In the chapter about preprocessing in scikit-learn's documentation, I've read the following:
Many elements used in the objective function of a learning algorithm (such as the RBF kernel of Support Vector Machines or the l1 and l2 regularizers of linear models) assume that all features are centered around zero and have variance in the same order. If a feature has a variance that is orders of magnitude larger that others, it might dominate the objective function and make the estimator unable to learn from other features correctly as expected.
Question 1: Is standardization useful for SVMs in general, also for those with a linear kernel function as in my case?
Question 2: As far as I understand, I have to compute the mean and standard deviation on the training data and apply this same transformation on the test data using the class sklearn.preprocessing.StandardScaler
. However, what I don't understand is whether I have to transform the training data as well or just the test data prior to feeding it to the SVM classifier.
That is, do I have to do this:
scaler = StandardScaler() scaler.fit(X_train) # only compute mean and std here X_test = scaler.transform(X_test) # perform standardization by centering and scaling clf = LinearSVC() clf.fit(X_train, y_train) clf.predict(X_test)
Or do I have to do this:
scaler = StandardScaler() X_train = scaler.fit_transform(X_train) # compute mean, std and transform training data as well X_test = scaler.transform(X_test) # same as above clf = LinearSVC() clf.fit(X_train, y_train) clf.predict(X_test)
In short, do I have to use scaler.fit(X_train)
or scaler.fit_transform(X_train)
on the training data in order to get reasonable results with LinearSVC
?
Because Support Vector Machine (SVM) optimization occurs by minimizing the decision vector w, the optimal hyperplane is influenced by the scale of the input features and it's therefore recommended that data be standardized (mean 0, var 1) prior to SVM model training.

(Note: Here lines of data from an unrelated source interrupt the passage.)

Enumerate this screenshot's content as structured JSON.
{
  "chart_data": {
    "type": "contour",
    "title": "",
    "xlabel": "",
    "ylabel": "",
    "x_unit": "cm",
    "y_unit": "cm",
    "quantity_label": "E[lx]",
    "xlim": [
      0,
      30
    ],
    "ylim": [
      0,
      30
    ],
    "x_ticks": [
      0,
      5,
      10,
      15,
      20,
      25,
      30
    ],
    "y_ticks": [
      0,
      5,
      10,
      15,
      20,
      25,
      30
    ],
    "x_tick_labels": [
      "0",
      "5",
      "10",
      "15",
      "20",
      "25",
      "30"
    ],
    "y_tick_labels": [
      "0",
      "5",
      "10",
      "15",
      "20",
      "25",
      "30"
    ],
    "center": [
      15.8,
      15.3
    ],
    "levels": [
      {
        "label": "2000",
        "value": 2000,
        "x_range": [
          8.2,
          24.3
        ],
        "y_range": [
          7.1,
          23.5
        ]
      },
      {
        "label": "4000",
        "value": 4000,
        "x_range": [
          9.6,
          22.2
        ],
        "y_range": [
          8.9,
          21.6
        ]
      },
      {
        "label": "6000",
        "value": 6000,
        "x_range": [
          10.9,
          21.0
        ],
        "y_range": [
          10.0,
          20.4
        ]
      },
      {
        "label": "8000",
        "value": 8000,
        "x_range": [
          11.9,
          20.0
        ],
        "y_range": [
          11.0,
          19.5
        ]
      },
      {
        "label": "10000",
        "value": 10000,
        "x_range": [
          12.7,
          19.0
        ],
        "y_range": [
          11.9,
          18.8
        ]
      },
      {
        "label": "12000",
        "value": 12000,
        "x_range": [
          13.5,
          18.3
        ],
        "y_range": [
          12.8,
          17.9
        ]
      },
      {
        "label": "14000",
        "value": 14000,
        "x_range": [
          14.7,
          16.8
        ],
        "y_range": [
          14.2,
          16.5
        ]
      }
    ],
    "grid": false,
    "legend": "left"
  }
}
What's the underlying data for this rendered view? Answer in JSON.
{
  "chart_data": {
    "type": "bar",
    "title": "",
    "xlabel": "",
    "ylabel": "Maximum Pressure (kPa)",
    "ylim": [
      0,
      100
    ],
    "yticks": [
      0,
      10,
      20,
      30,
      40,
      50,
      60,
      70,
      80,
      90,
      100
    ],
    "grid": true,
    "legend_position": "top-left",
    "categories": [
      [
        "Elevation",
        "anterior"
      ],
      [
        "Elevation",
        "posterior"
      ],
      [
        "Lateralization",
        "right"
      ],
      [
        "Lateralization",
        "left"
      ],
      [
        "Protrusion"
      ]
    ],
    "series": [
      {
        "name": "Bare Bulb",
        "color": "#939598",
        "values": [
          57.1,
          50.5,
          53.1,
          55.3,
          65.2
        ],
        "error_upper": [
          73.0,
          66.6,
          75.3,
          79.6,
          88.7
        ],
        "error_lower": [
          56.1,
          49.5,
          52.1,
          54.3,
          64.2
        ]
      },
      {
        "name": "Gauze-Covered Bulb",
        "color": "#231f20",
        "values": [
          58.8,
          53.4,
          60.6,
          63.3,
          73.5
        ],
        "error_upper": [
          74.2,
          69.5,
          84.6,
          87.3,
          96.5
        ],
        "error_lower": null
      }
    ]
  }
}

Before Support Vector Machine (SVM) If one feature has very large values, it will dominate over other features when calculating the distance. Standardization gives all features the same influence on the distance metric.
Neither.
scaler.transform(X_train)
doesn't have any effect. The transform
operation is not in-place. You have to do
X_train = scaler.fit_transform(X_train) X_test = scaler.transform(X_test)
or
X_train = scaler.fit(X_train).transform(X_train)
You always need to do the same preprocessing on both training or test data. And yes, standardization is always good if it reflects your believe for the data. In particular for kernel-svms it is often crucial.